A new balloon this year, designed by Tim Burton.
It’s hard to describe how jubilant, how innocent, how happy, the Macy’s Day Parade can make you feel. Writers are supposed to know how to describe stuff, but this was utterly beyond me. Perfectly normal Macy’s employees had come from all over the country to dress up in silly costumes (who knows how early they had to suit up this morning!) and march six miles in the cold for no more profound reason than to wish everybody a Happy Thanksgiving. (OK, also to try and encourage people to shop at Macy’s, but let’s be frank: if that were the only purpose, wouldn’t this be a serious case of overkill? Much easier to just sponsor a frickin NASCAR driver instead.)
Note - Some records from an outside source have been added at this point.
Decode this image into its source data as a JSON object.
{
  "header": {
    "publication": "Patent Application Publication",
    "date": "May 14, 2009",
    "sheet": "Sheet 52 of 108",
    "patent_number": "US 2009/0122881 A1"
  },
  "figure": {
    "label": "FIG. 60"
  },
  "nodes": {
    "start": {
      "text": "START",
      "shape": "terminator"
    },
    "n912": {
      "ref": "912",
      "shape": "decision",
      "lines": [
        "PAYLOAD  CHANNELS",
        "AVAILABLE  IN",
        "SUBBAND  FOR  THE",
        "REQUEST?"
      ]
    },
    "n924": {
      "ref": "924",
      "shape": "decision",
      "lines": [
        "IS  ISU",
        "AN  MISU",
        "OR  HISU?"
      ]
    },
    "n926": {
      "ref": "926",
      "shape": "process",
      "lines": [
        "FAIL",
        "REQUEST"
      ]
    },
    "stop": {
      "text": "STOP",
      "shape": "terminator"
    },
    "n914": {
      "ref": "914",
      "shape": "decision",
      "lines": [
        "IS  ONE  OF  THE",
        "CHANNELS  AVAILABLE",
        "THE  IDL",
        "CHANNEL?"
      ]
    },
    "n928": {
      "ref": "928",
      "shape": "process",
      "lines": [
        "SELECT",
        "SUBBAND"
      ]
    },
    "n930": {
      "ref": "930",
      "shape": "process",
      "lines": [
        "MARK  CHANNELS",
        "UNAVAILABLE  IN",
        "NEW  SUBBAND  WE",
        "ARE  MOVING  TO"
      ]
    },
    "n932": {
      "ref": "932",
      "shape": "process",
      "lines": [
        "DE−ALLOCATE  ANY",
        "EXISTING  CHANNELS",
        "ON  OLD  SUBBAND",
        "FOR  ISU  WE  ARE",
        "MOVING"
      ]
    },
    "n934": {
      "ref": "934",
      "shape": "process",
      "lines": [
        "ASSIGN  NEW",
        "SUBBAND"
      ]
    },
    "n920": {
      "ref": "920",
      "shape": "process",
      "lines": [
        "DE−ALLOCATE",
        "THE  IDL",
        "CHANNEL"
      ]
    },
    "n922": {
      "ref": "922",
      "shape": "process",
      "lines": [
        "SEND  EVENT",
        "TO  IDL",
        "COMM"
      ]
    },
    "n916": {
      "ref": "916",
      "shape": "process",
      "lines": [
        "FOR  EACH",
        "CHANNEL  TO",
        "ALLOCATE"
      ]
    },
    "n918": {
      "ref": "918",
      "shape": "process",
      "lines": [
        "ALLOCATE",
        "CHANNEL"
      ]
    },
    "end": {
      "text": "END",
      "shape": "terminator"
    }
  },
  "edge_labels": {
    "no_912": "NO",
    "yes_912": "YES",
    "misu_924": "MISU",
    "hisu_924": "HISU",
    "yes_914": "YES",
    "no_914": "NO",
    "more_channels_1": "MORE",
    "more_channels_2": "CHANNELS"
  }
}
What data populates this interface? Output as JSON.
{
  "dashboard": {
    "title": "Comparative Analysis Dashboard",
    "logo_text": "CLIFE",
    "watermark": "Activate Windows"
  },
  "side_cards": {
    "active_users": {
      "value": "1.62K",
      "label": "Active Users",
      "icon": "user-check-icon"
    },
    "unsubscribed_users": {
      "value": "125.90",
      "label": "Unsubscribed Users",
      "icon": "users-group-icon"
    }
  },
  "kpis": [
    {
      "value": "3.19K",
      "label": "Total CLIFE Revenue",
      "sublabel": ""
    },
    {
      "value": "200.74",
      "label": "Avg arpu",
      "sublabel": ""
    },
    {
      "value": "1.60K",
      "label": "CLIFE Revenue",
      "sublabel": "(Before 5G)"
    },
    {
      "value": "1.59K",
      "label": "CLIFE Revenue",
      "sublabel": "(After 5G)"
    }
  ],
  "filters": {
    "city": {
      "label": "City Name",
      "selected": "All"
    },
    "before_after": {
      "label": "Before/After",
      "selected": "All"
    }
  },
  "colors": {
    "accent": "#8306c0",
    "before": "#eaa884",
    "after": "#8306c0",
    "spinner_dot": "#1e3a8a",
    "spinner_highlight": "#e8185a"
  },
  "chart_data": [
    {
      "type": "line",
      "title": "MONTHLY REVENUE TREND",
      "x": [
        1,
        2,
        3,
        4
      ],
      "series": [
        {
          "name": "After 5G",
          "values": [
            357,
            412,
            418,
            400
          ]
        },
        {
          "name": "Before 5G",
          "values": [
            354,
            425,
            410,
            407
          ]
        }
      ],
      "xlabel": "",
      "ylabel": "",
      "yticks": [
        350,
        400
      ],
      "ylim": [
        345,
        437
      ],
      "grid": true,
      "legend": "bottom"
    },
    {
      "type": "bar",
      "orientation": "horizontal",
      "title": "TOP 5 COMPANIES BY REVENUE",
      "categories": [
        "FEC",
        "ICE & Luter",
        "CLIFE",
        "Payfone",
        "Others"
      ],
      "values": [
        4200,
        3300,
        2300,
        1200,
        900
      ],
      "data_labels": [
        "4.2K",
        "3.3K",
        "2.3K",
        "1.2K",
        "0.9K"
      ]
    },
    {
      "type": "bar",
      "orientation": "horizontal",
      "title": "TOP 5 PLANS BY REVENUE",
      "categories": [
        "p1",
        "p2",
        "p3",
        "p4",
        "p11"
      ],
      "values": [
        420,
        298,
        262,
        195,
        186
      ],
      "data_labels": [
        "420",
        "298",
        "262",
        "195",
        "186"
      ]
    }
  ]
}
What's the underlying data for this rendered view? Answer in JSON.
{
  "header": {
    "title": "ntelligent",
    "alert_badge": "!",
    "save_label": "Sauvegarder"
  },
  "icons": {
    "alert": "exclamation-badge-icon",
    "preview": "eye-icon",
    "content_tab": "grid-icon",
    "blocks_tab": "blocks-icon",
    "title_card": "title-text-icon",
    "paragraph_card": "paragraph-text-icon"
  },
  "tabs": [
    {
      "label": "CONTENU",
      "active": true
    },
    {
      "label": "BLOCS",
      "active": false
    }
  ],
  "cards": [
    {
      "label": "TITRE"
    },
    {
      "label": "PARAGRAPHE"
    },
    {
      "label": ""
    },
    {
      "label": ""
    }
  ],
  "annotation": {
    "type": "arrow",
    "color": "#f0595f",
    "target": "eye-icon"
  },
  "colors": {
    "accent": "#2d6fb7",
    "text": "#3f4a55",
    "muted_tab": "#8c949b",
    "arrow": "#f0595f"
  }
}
Some Southern belles from somewhere. We were right glad to see ’em!
Or maybe you’re so hip that you’re immune to anything that’s irony-free. I certainly used to be. But when Santa rolled by, and we had a perfect look at him, I imagined everybody watching him on tv from far-off places like Norfolk, in far-off times like the late Fifties, and as far as I’m concerned, it’s the same Santa. The NYPD finally let us cross CPW after the sleigh swept by, and I looked north, away from the receding parade. Nothing but a blissed-out street, full of happy people, with no motorized vehicles in sight. The magic was already headed downtown toward 34th Street and the tv sets of an estimated 44 million people.
The big guy himself. Let the holiday music boom forth!
We all walked back across the park and later had, as Arlo says, a Thanksgiving dinner that couldn’t be beat. But first, I had DVRed the NBC coverage for the younger celebrants, and they watched it avidly. It was mostly sights they’d just experienced in person, somehow validated by being beamed “live” (remember the time displacement?) to the entire nation, but they still hadn’t seen everything. In a longstanding tradition, the parade broadcast helps promote the year’s new Broadway musicals, only they don’t force those supertalented gypsies to walk the whole parade route: just suit up by Macy’s and wait for your cue. Yet somehow those live-but-really-prerecorded tv images were able to rock the whole thing for our digital-age dude/ettes. When we first walked in, Linda asked, “Did you have fun?”, and after a pee prodigious enough to impress a newly-resuscitated Austin Powers, I allowed that yes, I really had.
On behalf and in loving memory of Betty Jean Luper Dupree, I now offer two thoughts:
1) No holiday music until you’ve seen Santa go by in the Macy’s parade!
2) Happy Thanksgiving to you, and to everyone you hold dear.